Nasihat itu adakalanya seperti bara api yang panasnya mendidihkan kepala, adakalanya seperti obat penyembuh. Adakalanya seperti bubur basi yang dimakan hendak muntah. Tergantung bagaimana cara menyampaikannya. Bagi Tabra, sosok Boba ini hendak menjadi ahli penceramah tapi caranya sedikit salah.


Akan tetapi, seperti apa pun adakalanya sebuah nasihat itu terasa. Hal yang terpenting adalah cara menanggapi bagi diri dan menerimanya dalam bentuk apa pun yang tentu diubah dari semula adakalanya kata itu kasar menjadi sedikit lembut, kata yang mudah diterima bagi diri. Perenungan lama kadang diperlukan seorang pelaut seraya menatap bintang di tengah malam. Ditemani alunan ombak.

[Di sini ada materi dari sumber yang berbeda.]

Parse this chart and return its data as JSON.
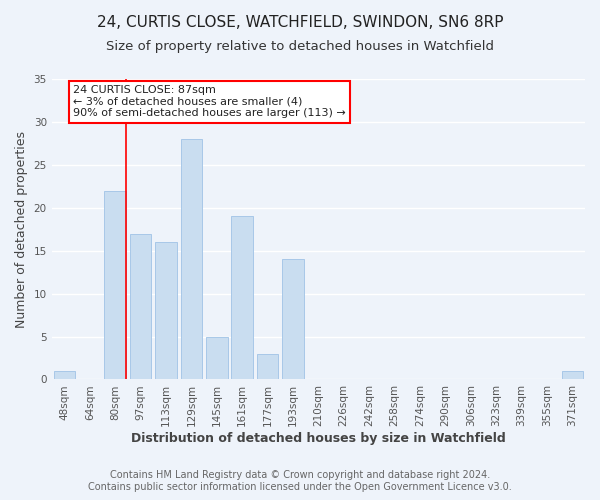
{
  "title": "24, CURTIS CLOSE, WATCHFIELD, SWINDON, SN6 8RP",
  "subtitle": "Size of property relative to detached houses in Watchfield",
  "xlabel": "Distribution of detached houses by size in Watchfield",
  "ylabel": "Number of detached properties",
  "bar_labels": [
    "48sqm",
    "64sqm",
    "80sqm",
    "97sqm",
    "113sqm",
    "129sqm",
    "145sqm",
    "161sqm",
    "177sqm",
    "193sqm",
    "210sqm",
    "226sqm",
    "242sqm",
    "258sqm",
    "274sqm",
    "290sqm",
    "306sqm",
    "323sqm",
    "339sqm",
    "355sqm",
    "371sqm"
  ],
  "bar_values": [
    1,
    0,
    22,
    17,
    16,
    28,
    5,
    19,
    3,
    14,
    0,
    0,
    0,
    0,
    0,
    0,
    0,
    0,
    0,
    0,
    1
  ],
  "bar_color": "#c9ddf0",
  "bar_edge_color": "#a8c8e8",
  "red_line_index": 2,
  "ylim": [
    0,
    35
  ],
  "annotation_text": "24 CURTIS CLOSE: 87sqm\n← 3% of detached houses are smaller (4)\n90% of semi-detached houses are larger (113) →",
  "footer_line1": "Contains HM Land Registry data © Crown copyright and database right 2024.",
  "footer_line2": "Contains public sector information licensed under the Open Government Licence v3.0.",
  "background_color": "#eef3fa",
  "title_fontsize": 11,
  "subtitle_fontsize": 9.5,
  "tick_fontsize": 7.5,
  "ylabel_fontsize": 9,
  "xlabel_fontsize": 9,
  "footer_fontsize": 7,
  "annot_fontsize": 8
}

Tabra mengutip beberapa dari kata itu. Pelaut yang arif berkata mengenai sebuah nasihat tetaplah nasihat walaupun disampaikan dengan cara yang salah sekalipun itu tetaplah nasihat, walaupun disampaikan dengan nada amarah.

__ADS_1


Dia bisa menerima semua itu sebagai kata pemanis sebelum pidato yang akan dikatakan olehnya. Entah dia buang usai itu atau simpan sebagai kenangan yang berharga semasa hidupnya, disimpan di antara kenangan dirinya dan kelompok itu, bahkan disimpan kenangan itu di antara lautan dan samudra. Berlabuh di atasnya kapal layar itu yang melaju ditiup angin.